Dopo un pic-nic presso i laghetti dell’Enza si raggiungerà dal greto il Castello di Montechiarugolo. Il percorso csi concluderà a Tortiano, il tutto senza incrociare un’auto!
Il programma prevede alle 08.30 la partenza da Monticelli Terme lungo via S. Geminiano, visita all’agriturismo di San Giminiano, alla capanna per il bird-watching e il parco fotovoltaico.

Per il pranzo si farà sosta ai vasti e ombreggiati laghetti ai laghetti dell’Enza dove sarà possibile fare un pic-nic o una grigliata (la griglia è messa a disposizione dai volontari che gestiscono i laghetti: basta portarsi la carne!).

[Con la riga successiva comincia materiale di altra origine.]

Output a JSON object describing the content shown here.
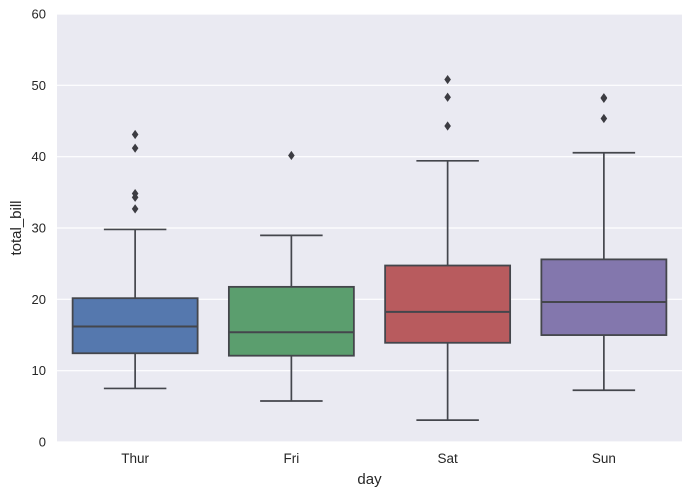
{
  "figure": {
    "background": "#ffffff",
    "plot_background": "#eaeaf2",
    "grid_color": "#ffffff",
    "text_color": "#262626"
  },
  "chart_data": {
    "type": "boxplot",
    "title": "",
    "xlabel": "day",
    "ylabel": "total_bill",
    "categories": [
      "Thur",
      "Fri",
      "Sat",
      "Sun"
    ],
    "ylim": [
      0,
      60
    ],
    "yticks": [
      0,
      10,
      20,
      30,
      40,
      50,
      60
    ],
    "ytick_labels": [
      "0",
      "10",
      "20",
      "30",
      "40",
      "50",
      "60"
    ],
    "legend": "none",
    "grid": {
      "axis": "y",
      "color": "#ffffff",
      "background": "#eaeaf2"
    },
    "style": {
      "line_color": "#44464c",
      "flier_color": "#3c3c42",
      "text_color": "#262626",
      "box_width_frac": 0.8,
      "cap_width_frac": 0.4
    },
    "series": [
      {
        "category": "Thur",
        "fill": "#5578ae",
        "whisker_low": 7.51,
        "q1": 12.44,
        "median": 16.2,
        "q3": 20.16,
        "whisker_high": 29.8,
        "outliers": [
          32.68,
          34.3,
          34.83,
          41.19,
          43.11
        ]
      },
      {
        "category": "Fri",
        "fill": "#5b9e6e",
        "whisker_low": 5.75,
        "q1": 12.1,
        "median": 15.38,
        "q3": 21.75,
        "whisker_high": 28.97,
        "outliers": [
          40.17
        ]
      },
      {
        "category": "Sat",
        "fill": "#b85b5e",
        "whisker_low": 3.07,
        "q1": 13.91,
        "median": 18.24,
        "q3": 24.74,
        "whisker_high": 39.42,
        "outliers": [
          44.3,
          48.33,
          50.81
        ]
      },
      {
        "category": "Sun",
        "fill": "#8377ad",
        "whisker_low": 7.25,
        "q1": 14.99,
        "median": 19.63,
        "q3": 25.6,
        "whisker_high": 40.55,
        "outliers": [
          45.35,
          48.17,
          48.27
        ]
      }
    ]
  }
}
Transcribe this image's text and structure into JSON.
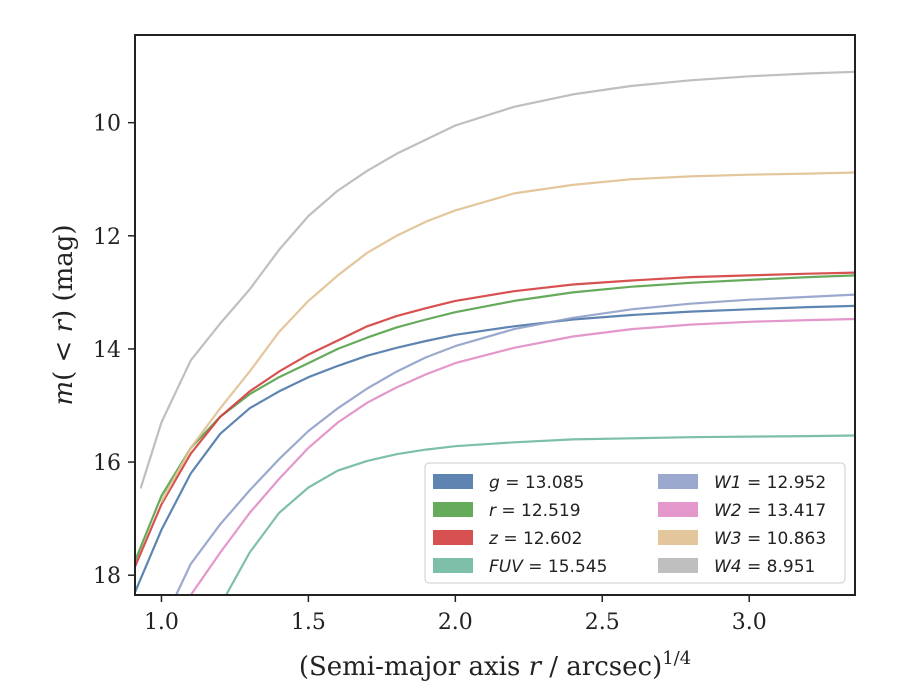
{
  "chart_data": {
    "type": "line",
    "xlabel": "(Semi-major axis r / arcsec)1/4",
    "xlabel_parts": {
      "pre": "(Semi-major axis ",
      "var": "r",
      "post": " / arcsec)",
      "sup": "1/4"
    },
    "ylabel": "m(< r) (mag)",
    "ylabel_parts": {
      "m": "m",
      "open": "(",
      "lt": " < ",
      "r": "r",
      "close": ")",
      "unit": " (mag)"
    },
    "xlim": [
      0.91,
      3.36
    ],
    "ylim": [
      18.35,
      8.45
    ],
    "y_inverted": true,
    "x_ticks": [
      "1.0",
      "1.5",
      "2.0",
      "2.5",
      "3.0"
    ],
    "y_ticks": [
      "10",
      "12",
      "14",
      "16",
      "18"
    ],
    "grid": false,
    "legend_position": "lower-right",
    "series": [
      {
        "name": "g",
        "label": "g = 13.085",
        "color": "#4c78a8",
        "x": [
          0.91,
          1.0,
          1.1,
          1.2,
          1.3,
          1.4,
          1.5,
          1.6,
          1.7,
          1.8,
          1.9,
          2.0,
          2.2,
          2.4,
          2.6,
          2.8,
          3.0,
          3.2,
          3.36
        ],
        "y": [
          18.3,
          17.2,
          16.2,
          15.5,
          15.05,
          14.75,
          14.5,
          14.3,
          14.12,
          13.98,
          13.86,
          13.75,
          13.6,
          13.48,
          13.4,
          13.34,
          13.3,
          13.26,
          13.24
        ]
      },
      {
        "name": "r",
        "label": "r = 12.519",
        "color": "#55a24a",
        "x": [
          0.91,
          1.0,
          1.1,
          1.2,
          1.3,
          1.4,
          1.5,
          1.6,
          1.7,
          1.8,
          1.9,
          2.0,
          2.2,
          2.4,
          2.6,
          2.8,
          3.0,
          3.2,
          3.36
        ],
        "y": [
          17.75,
          16.6,
          15.75,
          15.2,
          14.8,
          14.5,
          14.25,
          14.0,
          13.8,
          13.62,
          13.48,
          13.35,
          13.15,
          13.0,
          12.9,
          12.83,
          12.78,
          12.73,
          12.7
        ]
      },
      {
        "name": "z",
        "label": "z = 12.602",
        "color": "#d43e3e",
        "x": [
          0.91,
          1.0,
          1.1,
          1.2,
          1.3,
          1.4,
          1.5,
          1.6,
          1.7,
          1.8,
          1.9,
          2.0,
          2.2,
          2.4,
          2.6,
          2.8,
          3.0,
          3.2,
          3.36
        ],
        "y": [
          17.85,
          16.75,
          15.85,
          15.2,
          14.75,
          14.4,
          14.1,
          13.85,
          13.6,
          13.42,
          13.28,
          13.15,
          12.98,
          12.86,
          12.79,
          12.73,
          12.7,
          12.67,
          12.65
        ]
      },
      {
        "name": "FUV",
        "label": "FUV = 15.545",
        "color": "#6fb8a0",
        "x": [
          1.22,
          1.3,
          1.4,
          1.5,
          1.6,
          1.7,
          1.8,
          1.9,
          2.0,
          2.2,
          2.4,
          2.6,
          2.8,
          3.0,
          3.2,
          3.36
        ],
        "y": [
          18.35,
          17.6,
          16.9,
          16.45,
          16.15,
          15.98,
          15.86,
          15.78,
          15.72,
          15.65,
          15.6,
          15.58,
          15.56,
          15.55,
          15.54,
          15.53
        ]
      },
      {
        "name": "W1",
        "label": "W1 = 12.952",
        "color": "#8fa0c8",
        "x": [
          1.05,
          1.1,
          1.2,
          1.3,
          1.4,
          1.5,
          1.6,
          1.7,
          1.8,
          1.9,
          2.0,
          2.2,
          2.4,
          2.6,
          2.8,
          3.0,
          3.2,
          3.36
        ],
        "y": [
          18.35,
          17.8,
          17.1,
          16.5,
          15.95,
          15.45,
          15.05,
          14.7,
          14.4,
          14.15,
          13.95,
          13.65,
          13.45,
          13.3,
          13.2,
          13.13,
          13.08,
          13.04
        ]
      },
      {
        "name": "W2",
        "label": "W2 = 13.417",
        "color": "#e08cc4",
        "x": [
          1.1,
          1.2,
          1.3,
          1.4,
          1.5,
          1.6,
          1.7,
          1.8,
          1.9,
          2.0,
          2.2,
          2.4,
          2.6,
          2.8,
          3.0,
          3.2,
          3.36
        ],
        "y": [
          18.35,
          17.6,
          16.9,
          16.3,
          15.75,
          15.3,
          14.95,
          14.68,
          14.45,
          14.25,
          13.98,
          13.78,
          13.65,
          13.57,
          13.52,
          13.49,
          13.47
        ]
      },
      {
        "name": "W3",
        "label": "W3 = 10.863",
        "color": "#e0c090",
        "x": [
          1.0,
          1.1,
          1.2,
          1.3,
          1.4,
          1.5,
          1.6,
          1.7,
          1.8,
          1.9,
          2.0,
          2.2,
          2.4,
          2.6,
          2.8,
          3.0,
          3.2,
          3.36
        ],
        "y": [
          16.7,
          15.75,
          15.05,
          14.4,
          13.7,
          13.15,
          12.7,
          12.3,
          12.0,
          11.75,
          11.55,
          11.25,
          11.1,
          11.0,
          10.95,
          10.92,
          10.9,
          10.88
        ]
      },
      {
        "name": "W4",
        "label": "W4 = 8.951",
        "color": "#b8b8b8",
        "x": [
          0.93,
          1.0,
          1.1,
          1.2,
          1.3,
          1.4,
          1.5,
          1.6,
          1.7,
          1.8,
          1.9,
          2.0,
          2.2,
          2.4,
          2.6,
          2.8,
          3.0,
          3.2,
          3.36
        ],
        "y": [
          16.45,
          15.3,
          14.2,
          13.55,
          12.95,
          12.25,
          11.65,
          11.2,
          10.85,
          10.55,
          10.3,
          10.05,
          9.72,
          9.5,
          9.35,
          9.25,
          9.18,
          9.13,
          9.1
        ]
      }
    ]
  }
}
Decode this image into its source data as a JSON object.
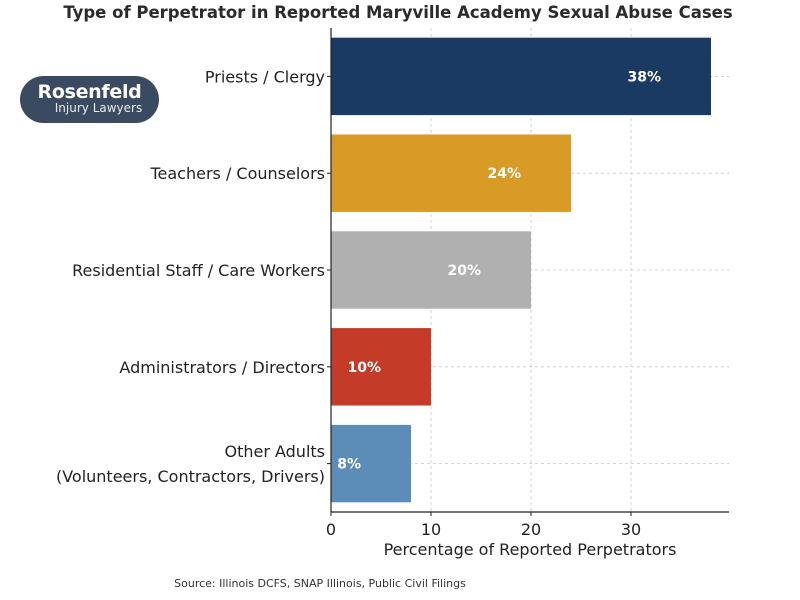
{
  "logo": {
    "line1": "Rosenfeld",
    "line2": "Injury Lawyers"
  },
  "source": "Source: Illinois DCFS, SNAP Illinois, Public Civil Filings",
  "chart_data": {
    "type": "bar",
    "orientation": "horizontal",
    "title": "Type of Perpetrator in Reported Maryville Academy Sexual Abuse Cases",
    "xlabel": "Percentage of Reported Perpetrators",
    "ylabel": "",
    "categories": [
      [
        "Priests / Clergy"
      ],
      [
        "Teachers / Counselors"
      ],
      [
        "Residential Staff / Care Workers"
      ],
      [
        "Administrators / Directors"
      ],
      [
        "Other Adults",
        "(Volunteers, Contractors, Drivers)"
      ]
    ],
    "values": [
      38,
      24,
      20,
      10,
      8
    ],
    "data_labels": [
      "38%",
      "24%",
      "20%",
      "10%",
      "8%"
    ],
    "colors": [
      "#1b3a63",
      "#d89b26",
      "#b0b0b0",
      "#c43b28",
      "#5b8db8"
    ],
    "xlim": [
      0,
      39.8
    ],
    "xticks": [
      0,
      10,
      20,
      30
    ],
    "grid": true
  }
}
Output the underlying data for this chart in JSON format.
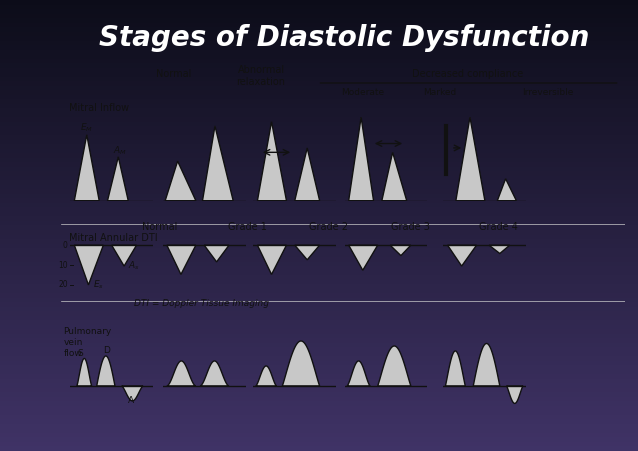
{
  "title": "Stages of Diastolic Dysfunction",
  "title_color": "#ffffff",
  "bg_top": "#111111",
  "bg_bottom": "#3a3a6a",
  "panel_bg": "#ffffff",
  "fill_color": "#c8c8c8",
  "line_color": "#111111",
  "title_fontsize": 20,
  "grade_labels": [
    "Normal",
    "Grade 1",
    "Grade 2",
    "Grade 3",
    "Grade 4"
  ],
  "dti_footnote": "DTI = Doppler Tissue Imaging"
}
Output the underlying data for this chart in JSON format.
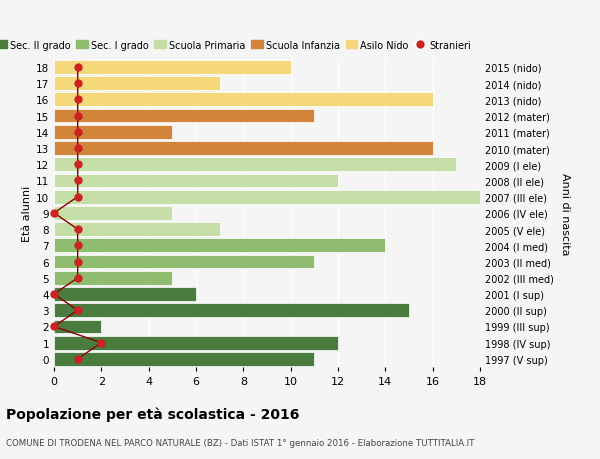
{
  "ages": [
    18,
    17,
    16,
    15,
    14,
    13,
    12,
    11,
    10,
    9,
    8,
    7,
    6,
    5,
    4,
    3,
    2,
    1,
    0
  ],
  "years": [
    "1997 (V sup)",
    "1998 (IV sup)",
    "1999 (III sup)",
    "2000 (II sup)",
    "2001 (I sup)",
    "2002 (III med)",
    "2003 (II med)",
    "2004 (I med)",
    "2005 (V ele)",
    "2006 (IV ele)",
    "2007 (III ele)",
    "2008 (II ele)",
    "2009 (I ele)",
    "2010 (mater)",
    "2011 (mater)",
    "2012 (mater)",
    "2013 (nido)",
    "2014 (nido)",
    "2015 (nido)"
  ],
  "bar_values": [
    11,
    12,
    2,
    15,
    6,
    5,
    11,
    14,
    7,
    5,
    18,
    12,
    17,
    16,
    5,
    11,
    16,
    7,
    10
  ],
  "bar_colors": [
    "#4a7c3f",
    "#4a7c3f",
    "#4a7c3f",
    "#4a7c3f",
    "#4a7c3f",
    "#8fbc6e",
    "#8fbc6e",
    "#8fbc6e",
    "#c5dea8",
    "#c5dea8",
    "#c5dea8",
    "#c5dea8",
    "#c5dea8",
    "#d2843a",
    "#d2843a",
    "#d2843a",
    "#f5d87a",
    "#f5d87a",
    "#f5d87a"
  ],
  "stranieri_x": [
    1,
    2,
    0,
    1,
    0,
    1,
    1,
    1,
    1,
    0,
    1,
    1,
    1,
    1,
    1,
    1,
    1,
    1,
    1
  ],
  "legend_labels": [
    "Sec. II grado",
    "Sec. I grado",
    "Scuola Primaria",
    "Scuola Infanzia",
    "Asilo Nido",
    "Stranieri"
  ],
  "legend_colors": [
    "#4a7c3f",
    "#8fbc6e",
    "#c5dea8",
    "#d2843a",
    "#f5d87a",
    "#cc2222"
  ],
  "title": "Popolazione per età scolastica - 2016",
  "subtitle": "COMUNE DI TRODENA NEL PARCO NATURALE (BZ) - Dati ISTAT 1° gennaio 2016 - Elaborazione TUTTITALIA.IT",
  "ylabel_left": "Età alunni",
  "ylabel_right": "Anni di nascita",
  "xlim": [
    0,
    18
  ],
  "background_color": "#f5f5f5"
}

Al giro parteciperanno anche ciclisti della ASD Monticelli. In caso di maltempo la manifestazione si terrà la successiva domenica. È possibile trovare tutte le informazioni, la cartina e il video del percorso sul sito http://www.provincialgeographic.it/ o inviare una mail a magno67@me.com

Dopo la Voladora, con questa iniziativa si inaugura il secondo importante percorso naturalistico del Comune, ancora più ricco di rilevanti aspetti ambientali (la zona SIC e l’Ara di riequilibrio Ecologico di Montechiarugolo), storici (i due castelli di Montecchio e Montechiarugolo, Villa Meli Lupi) e gastronomici (agriturismi, ristoranti, prosciuttifici e caseifici che si affacciano sul percorso) – aggiunge Maurizio Olivieri, Assessore all’Ambiente del Comune di Montechiarugolo – Questi luoghi sono ancora poco conosciuti dagli stessi montechiarugolesi: molti non ci hanno mai messo piede dato che negli anni scorsi erano soggetti ad escavazioni e non percorribili.